A bifunctional binding polypeptide according to any one of claims 1 to 3. A bifunctional binding polypeptide according to any one of claims 1 to 3, wherein the pMHC binding moiety is a single chain alpha/beta TCR polypeptide. A bifunctional binding polypeptide according to any one of claims 3 to 5, wherein the TCR comprises a non-naturally occurring disulfide bond between the constant region of the alpha chain and the constant region of the beta chain. A bifunctional binding polypeptide according to any one of claims 3 to 6, wherein the TCR specifically binds a peptide antigen. The bifunctional binding polypeptide of any one of claims 1 to 7, wherein the PD-1 agonist is PD-L1 or a functional fragment thereof. 9. The bifunctional binding polypeptide of claim 8, wherein the PD-L1 comprises or consists of the sequence:
FTVTVPKDLYVVEYGSNMTIECKFPVEKQLDLAALIVYWEMEDKNIIQFVHGEEDLKVQHSSYRQRARLLKDQLSLGNAALQITDVKLQDAGVYRCMISYGGADYKRITVKVNAPY The bifunctional binding polypeptide of any one of claims 1 to 7, wherein the PD-1 agonist is a full-length antibody or a fragment thereof. The bifunctional binding polypeptide of claim 10 , wherein the PD-1 agonist is an scFv antibody. 1. The method of claim 1, wherein the PD-1 agonist is fused to the C- or N-terminus of the pMHC binding moiety.
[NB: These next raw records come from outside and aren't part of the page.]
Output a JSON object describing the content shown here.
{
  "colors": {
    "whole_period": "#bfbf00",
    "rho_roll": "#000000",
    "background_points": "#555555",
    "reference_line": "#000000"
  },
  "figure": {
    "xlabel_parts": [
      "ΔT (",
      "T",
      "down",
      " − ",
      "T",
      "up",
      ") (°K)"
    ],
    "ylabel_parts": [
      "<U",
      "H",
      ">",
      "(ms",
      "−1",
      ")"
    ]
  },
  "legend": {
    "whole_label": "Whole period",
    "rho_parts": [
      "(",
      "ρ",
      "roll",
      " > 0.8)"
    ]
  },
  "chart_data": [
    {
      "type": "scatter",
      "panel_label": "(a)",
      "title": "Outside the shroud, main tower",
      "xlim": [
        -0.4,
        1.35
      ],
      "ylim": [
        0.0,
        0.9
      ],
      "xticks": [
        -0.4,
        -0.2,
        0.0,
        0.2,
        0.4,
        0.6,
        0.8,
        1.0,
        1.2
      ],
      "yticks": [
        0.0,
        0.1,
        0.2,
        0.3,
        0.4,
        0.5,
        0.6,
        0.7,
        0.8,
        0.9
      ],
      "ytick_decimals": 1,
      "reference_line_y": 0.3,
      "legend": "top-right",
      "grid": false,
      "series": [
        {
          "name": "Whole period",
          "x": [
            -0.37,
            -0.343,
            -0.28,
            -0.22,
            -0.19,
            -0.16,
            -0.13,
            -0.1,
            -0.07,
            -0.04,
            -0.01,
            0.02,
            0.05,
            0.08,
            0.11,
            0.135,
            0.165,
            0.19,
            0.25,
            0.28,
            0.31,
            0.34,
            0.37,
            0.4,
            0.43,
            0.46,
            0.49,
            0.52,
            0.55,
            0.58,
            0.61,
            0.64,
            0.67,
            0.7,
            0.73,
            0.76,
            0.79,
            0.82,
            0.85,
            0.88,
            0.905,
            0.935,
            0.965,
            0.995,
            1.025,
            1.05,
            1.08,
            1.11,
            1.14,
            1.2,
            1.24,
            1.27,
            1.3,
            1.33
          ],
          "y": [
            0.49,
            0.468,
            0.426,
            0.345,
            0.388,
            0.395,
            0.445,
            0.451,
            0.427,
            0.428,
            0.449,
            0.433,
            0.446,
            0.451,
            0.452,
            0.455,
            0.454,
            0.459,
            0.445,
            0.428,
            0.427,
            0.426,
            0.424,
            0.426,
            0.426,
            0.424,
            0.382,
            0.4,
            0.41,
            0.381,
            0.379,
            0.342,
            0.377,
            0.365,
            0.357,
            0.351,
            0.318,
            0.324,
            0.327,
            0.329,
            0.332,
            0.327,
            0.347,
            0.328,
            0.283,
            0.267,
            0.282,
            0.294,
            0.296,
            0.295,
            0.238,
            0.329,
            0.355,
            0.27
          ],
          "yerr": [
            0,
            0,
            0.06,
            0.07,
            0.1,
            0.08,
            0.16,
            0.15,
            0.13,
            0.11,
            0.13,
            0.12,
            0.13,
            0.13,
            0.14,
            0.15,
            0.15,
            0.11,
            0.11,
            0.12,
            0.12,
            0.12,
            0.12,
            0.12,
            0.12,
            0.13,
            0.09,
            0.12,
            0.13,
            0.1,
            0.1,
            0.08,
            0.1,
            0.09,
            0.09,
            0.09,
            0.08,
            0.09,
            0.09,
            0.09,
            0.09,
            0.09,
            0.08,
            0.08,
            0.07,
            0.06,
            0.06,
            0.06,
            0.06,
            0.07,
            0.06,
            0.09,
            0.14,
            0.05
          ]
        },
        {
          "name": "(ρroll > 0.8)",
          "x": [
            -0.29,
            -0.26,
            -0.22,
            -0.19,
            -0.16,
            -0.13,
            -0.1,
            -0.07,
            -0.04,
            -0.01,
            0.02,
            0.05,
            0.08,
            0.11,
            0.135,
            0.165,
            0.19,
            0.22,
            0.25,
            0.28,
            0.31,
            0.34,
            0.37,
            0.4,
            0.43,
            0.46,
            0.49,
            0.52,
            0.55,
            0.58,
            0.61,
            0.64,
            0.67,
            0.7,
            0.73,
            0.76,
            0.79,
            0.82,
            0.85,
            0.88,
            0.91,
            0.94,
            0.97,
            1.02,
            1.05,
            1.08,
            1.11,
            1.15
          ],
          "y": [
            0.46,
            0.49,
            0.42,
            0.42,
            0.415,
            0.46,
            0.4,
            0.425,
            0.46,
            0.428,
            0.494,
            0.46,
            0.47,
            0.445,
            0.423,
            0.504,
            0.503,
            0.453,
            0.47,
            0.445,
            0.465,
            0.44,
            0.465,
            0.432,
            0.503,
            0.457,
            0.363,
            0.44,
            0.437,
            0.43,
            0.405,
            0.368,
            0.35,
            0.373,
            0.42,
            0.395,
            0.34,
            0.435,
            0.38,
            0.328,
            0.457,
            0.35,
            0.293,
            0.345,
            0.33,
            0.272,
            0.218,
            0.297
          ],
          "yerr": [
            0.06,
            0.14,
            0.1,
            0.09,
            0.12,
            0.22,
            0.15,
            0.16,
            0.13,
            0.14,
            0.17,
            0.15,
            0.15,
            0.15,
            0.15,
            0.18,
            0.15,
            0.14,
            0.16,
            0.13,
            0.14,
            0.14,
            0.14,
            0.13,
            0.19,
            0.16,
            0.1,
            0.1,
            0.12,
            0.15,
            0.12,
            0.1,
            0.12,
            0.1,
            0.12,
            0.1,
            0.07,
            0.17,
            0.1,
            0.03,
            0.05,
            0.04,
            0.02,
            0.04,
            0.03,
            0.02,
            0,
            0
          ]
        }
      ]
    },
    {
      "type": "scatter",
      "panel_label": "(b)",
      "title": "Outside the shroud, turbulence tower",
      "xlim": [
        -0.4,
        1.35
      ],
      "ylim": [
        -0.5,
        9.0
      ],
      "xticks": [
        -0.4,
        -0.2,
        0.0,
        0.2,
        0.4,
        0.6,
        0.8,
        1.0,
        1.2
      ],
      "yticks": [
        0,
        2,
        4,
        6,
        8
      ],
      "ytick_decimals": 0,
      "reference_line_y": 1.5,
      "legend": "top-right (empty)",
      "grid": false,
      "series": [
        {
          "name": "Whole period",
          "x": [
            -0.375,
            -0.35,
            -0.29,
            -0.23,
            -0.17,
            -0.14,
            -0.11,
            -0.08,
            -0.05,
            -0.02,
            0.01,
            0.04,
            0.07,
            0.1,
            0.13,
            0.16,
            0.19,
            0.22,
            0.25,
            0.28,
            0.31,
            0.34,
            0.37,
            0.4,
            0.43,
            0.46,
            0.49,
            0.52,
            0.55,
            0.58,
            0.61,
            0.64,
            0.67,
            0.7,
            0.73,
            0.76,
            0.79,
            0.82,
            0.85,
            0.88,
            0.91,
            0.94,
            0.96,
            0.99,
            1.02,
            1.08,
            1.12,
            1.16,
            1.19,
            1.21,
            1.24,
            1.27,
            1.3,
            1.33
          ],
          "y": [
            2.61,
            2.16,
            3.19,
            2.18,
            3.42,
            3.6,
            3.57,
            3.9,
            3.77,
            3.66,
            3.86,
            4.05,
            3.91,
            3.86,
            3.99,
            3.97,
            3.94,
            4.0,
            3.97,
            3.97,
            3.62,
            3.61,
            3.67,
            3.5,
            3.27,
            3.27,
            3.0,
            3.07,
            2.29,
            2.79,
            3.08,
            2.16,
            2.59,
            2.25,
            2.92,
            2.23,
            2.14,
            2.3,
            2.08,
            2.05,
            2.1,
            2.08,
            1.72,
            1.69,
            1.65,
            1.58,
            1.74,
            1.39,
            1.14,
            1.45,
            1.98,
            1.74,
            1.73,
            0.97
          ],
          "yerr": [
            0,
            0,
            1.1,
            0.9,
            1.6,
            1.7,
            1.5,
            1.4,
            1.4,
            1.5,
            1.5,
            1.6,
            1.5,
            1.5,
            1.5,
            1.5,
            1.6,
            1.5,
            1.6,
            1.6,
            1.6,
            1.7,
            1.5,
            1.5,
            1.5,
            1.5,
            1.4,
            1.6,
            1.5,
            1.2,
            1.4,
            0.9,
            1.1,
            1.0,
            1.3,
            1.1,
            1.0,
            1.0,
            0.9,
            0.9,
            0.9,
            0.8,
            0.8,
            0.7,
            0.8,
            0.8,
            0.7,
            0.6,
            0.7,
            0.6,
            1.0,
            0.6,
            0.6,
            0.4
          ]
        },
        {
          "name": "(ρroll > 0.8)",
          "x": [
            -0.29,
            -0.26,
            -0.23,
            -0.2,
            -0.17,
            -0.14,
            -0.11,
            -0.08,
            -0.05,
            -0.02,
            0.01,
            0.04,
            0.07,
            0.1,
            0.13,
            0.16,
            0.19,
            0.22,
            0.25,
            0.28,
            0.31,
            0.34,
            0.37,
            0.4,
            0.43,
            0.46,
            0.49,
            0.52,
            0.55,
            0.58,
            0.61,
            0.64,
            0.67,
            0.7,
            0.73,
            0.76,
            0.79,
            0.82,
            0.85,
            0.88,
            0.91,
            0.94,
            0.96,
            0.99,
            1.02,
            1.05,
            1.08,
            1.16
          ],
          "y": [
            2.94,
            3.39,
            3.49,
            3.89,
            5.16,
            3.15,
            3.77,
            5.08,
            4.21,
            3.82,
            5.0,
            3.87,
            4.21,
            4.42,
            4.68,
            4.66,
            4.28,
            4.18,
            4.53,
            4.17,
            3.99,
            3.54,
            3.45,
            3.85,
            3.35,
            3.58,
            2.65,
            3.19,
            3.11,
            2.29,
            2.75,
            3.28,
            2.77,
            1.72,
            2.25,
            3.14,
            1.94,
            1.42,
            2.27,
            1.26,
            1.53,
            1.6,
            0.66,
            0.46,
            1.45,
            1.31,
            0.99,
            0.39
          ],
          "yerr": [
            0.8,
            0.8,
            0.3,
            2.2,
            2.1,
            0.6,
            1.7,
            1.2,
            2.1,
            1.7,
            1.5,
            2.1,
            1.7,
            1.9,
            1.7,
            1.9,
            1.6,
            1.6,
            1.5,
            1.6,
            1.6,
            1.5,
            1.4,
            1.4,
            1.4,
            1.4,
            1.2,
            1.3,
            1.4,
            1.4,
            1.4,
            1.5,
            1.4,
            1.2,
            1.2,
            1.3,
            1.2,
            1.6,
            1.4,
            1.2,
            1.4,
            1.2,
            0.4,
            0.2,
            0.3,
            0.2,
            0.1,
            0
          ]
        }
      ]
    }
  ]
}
12. A bifunctional binding polypeptide according to any one of claims 1 to 11. 1, wherein the PD-1 agonist is fused to the pMHC binding moiety via a linker.
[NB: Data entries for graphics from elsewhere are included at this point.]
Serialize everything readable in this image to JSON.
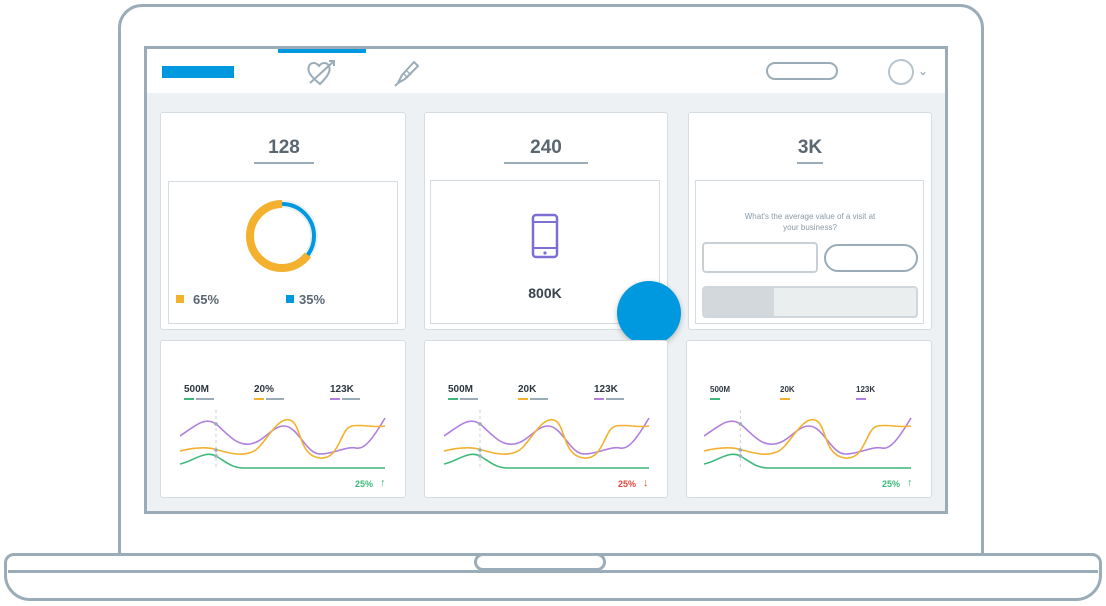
{
  "colors": {
    "accent": "#0099e0",
    "orange": "#f3b12e",
    "purple": "#b07fe0",
    "green": "#3cb878",
    "red": "#e0463c",
    "frame": "#9aacb8"
  },
  "nav": {
    "icons": [
      "heart-arrow-icon",
      "pen-icon"
    ]
  },
  "cards": {
    "donut": {
      "stat": "128",
      "legend": [
        {
          "label": "65%",
          "color": "#f3b12e"
        },
        {
          "label": "35%",
          "color": "#0099e0"
        }
      ],
      "share": [
        0.65,
        0.35
      ]
    },
    "device": {
      "stat": "240",
      "value": "800K",
      "icon": "smartphone-icon"
    },
    "calculator": {
      "stat": "3K",
      "question": "What's the average value of a visit at your business?",
      "progress": 0.33
    }
  },
  "metrics": [
    {
      "values": [
        "500M",
        "20%",
        "123K"
      ],
      "trend": "25%",
      "direction": "up",
      "trend_color": "#3cb878"
    },
    {
      "values": [
        "500M",
        "20K",
        "123K"
      ],
      "trend": "25%",
      "direction": "down",
      "trend_color": "#e0463c"
    },
    {
      "values": [
        "500M",
        "20K",
        "123K"
      ],
      "trend": "25%",
      "direction": "up",
      "trend_color": "#3cb878"
    }
  ]
}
13. A bifunctional binding polypeptide according to any one of claims 11 to 12. The bifunctional binding polypeptide of claim 13, wherein the linker is 2, 3, 4, 5, 6, 7 or 8 amino acids in length. A pharmaceutical composition comprising a bifunctional binding polypeptide according to any one of claims 1 to 14. A nucleic acid encoding a bifunctional binding polypeptide according to any one of claims 1 to 14. An expression vector comprising the nucleic acid according to claim 16. Optionally, the nucleic acid encoding the bifunctional binding polypeptide is present as a single open reading frame encoding an alpha chain and a beta chain, or as two separate open reading frames encoding, respectively, the alpha chain and the beta chain. A method for producing a bifunctional binding polypeptide according to any one of claims 1 to 14, comprising maintaining a host cell according to claim 18 under any conditions for expression of the nucleic acid and isolating the bifunctional binding peptide. A bifunctional binding polypeptide according to any one of claims 1 to 14, a pharmaceutical composition according to claim 15, a nucleic acid according to claim 16 and/or a vector according to claim 17 for use in medicine, in particular for treating an autoimmune disease or for use in the treatment or prevention of pain, in particular pain associated with inflammation. 21. The bifunctional binding polypeptide, pharmaceutical composition, nucleic acid and/or vector for use according to claim 20, wherein the autoimmune disease is any of alopecia areata, ankylosing spondylitis, atopic dermatitis, Graves' disease, multiple sclerosis, psoriasis, rheumatoid arthritis, systemic lupus erythematosus, type 1 diabetes mellitus and vitiligo, inflammatory bowel disease, Crohn's disease, ulcerative colitis, celiac disease, eye diseases (e.g. uveitis), cutaneous lupus erythematosus and lupus nephritis, and autoimmune diseases in cancer patients caused by PD-1/PD-L1 antagonists. A method for treating an autoimmune disorder, comprising administering to a patient in need thereof a bifunctional binding polypeptide according to any one of claims 1 to 14, a pharmaceutical composition according to claim 15, a nucleic acid according to claim 16 and/or a vector according to claim 17.